I assigned a char buffer to cout in order to speed things up. And as expected it was extremely efficient, iterating all numbers from 0 up to short unsigned upper limit dropped from 11.5 secs to around 0.1 sec. But to my surprise printf() works better as well by assigning cout a buffer, performing the same task, the printf() timer dropped from 3.04 to 0.1 as well. To make sure it wasn't an isolate case I performed the test multiple times and on varying numbers, as well as testing with std::ios::sync_with_stdio(false) and without it and the result was the same, a major speed-up for both, in fact, they both had about the same running time. So the question is how exactly does cout's member functions rdbuf() and pubsetbuf() affect printf()? What's the connection between cout and printf except their function?
Here's the code I used to test them on Visual Studio 2013:
1) You are measuring wall clock. You are seriously affected by OS buffer and IO throughtput. You are unlikely to get any significant results from your measurements. Measure CPU time actually spent in your program.
I'd redirect stdout to /dev/null and use stderr to display the time.
Don't have such incredible difference, both are around 70 ms.

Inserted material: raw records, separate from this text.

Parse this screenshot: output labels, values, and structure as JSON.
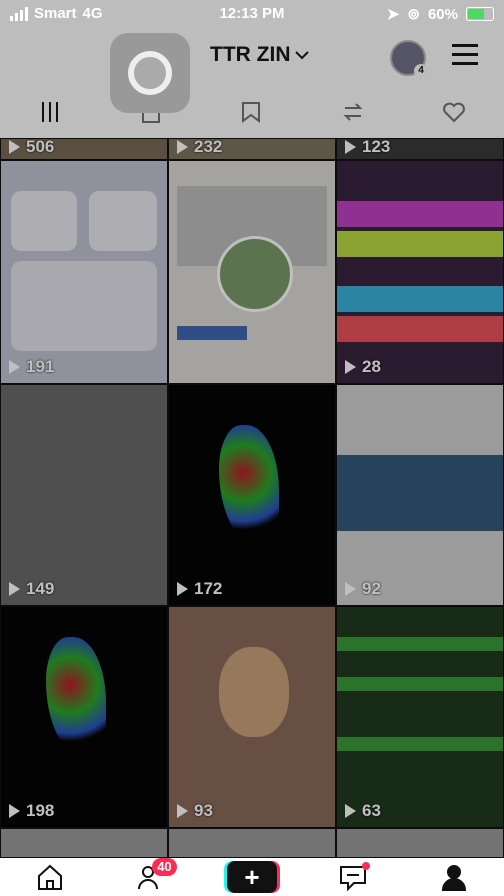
{
  "status_bar": {
    "carrier": "Smart",
    "network": "4G",
    "time": "12:13 PM",
    "battery": "60%"
  },
  "header": {
    "title": "TTR ZIN",
    "notif_count": "4"
  },
  "tabs": [
    {
      "icon": "grid-icon"
    },
    {
      "icon": "lock-icon"
    },
    {
      "icon": "bookmark-icon"
    },
    {
      "icon": "repost-icon"
    },
    {
      "icon": "liked-icon"
    }
  ],
  "videos": [
    {
      "views": "506"
    },
    {
      "views": "232"
    },
    {
      "views": "123"
    },
    {
      "views": "191"
    },
    {
      "views": ""
    },
    {
      "views": "28"
    },
    {
      "views": "149"
    },
    {
      "views": "172"
    },
    {
      "views": "92"
    },
    {
      "views": "198"
    },
    {
      "views": "93"
    },
    {
      "views": "63"
    }
  ],
  "bottom_nav": {
    "inbox_badge": "40",
    "create_label": "+"
  },
  "colors": {
    "accent": "#fe2c55",
    "cyan": "#25f4ee"
  }
}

> Then again intermixing printf and iostreams in one program after turning off synchronisation is undefined.
¿isn't your last snip still doing that? ¿or does the flush solve the problem?
It compiles either one or another part depending on if PRINTF macro is defined. You have to compile and run program several times with different configurations.
Don't have such incredible difference, both are around 70 ms.
I actually expected that. I believe my resuts are because MinGW links dynamically with C runtime library (MSVCRT). All test I saw shows comparable perfomance with C++ and C I/O
Ah, you are right. I need to fix that too. Behavior of different calls is actually not undefined, but different buffers might lead to problems (in previous snippet results were buried in the middle of file, because of printf buffering).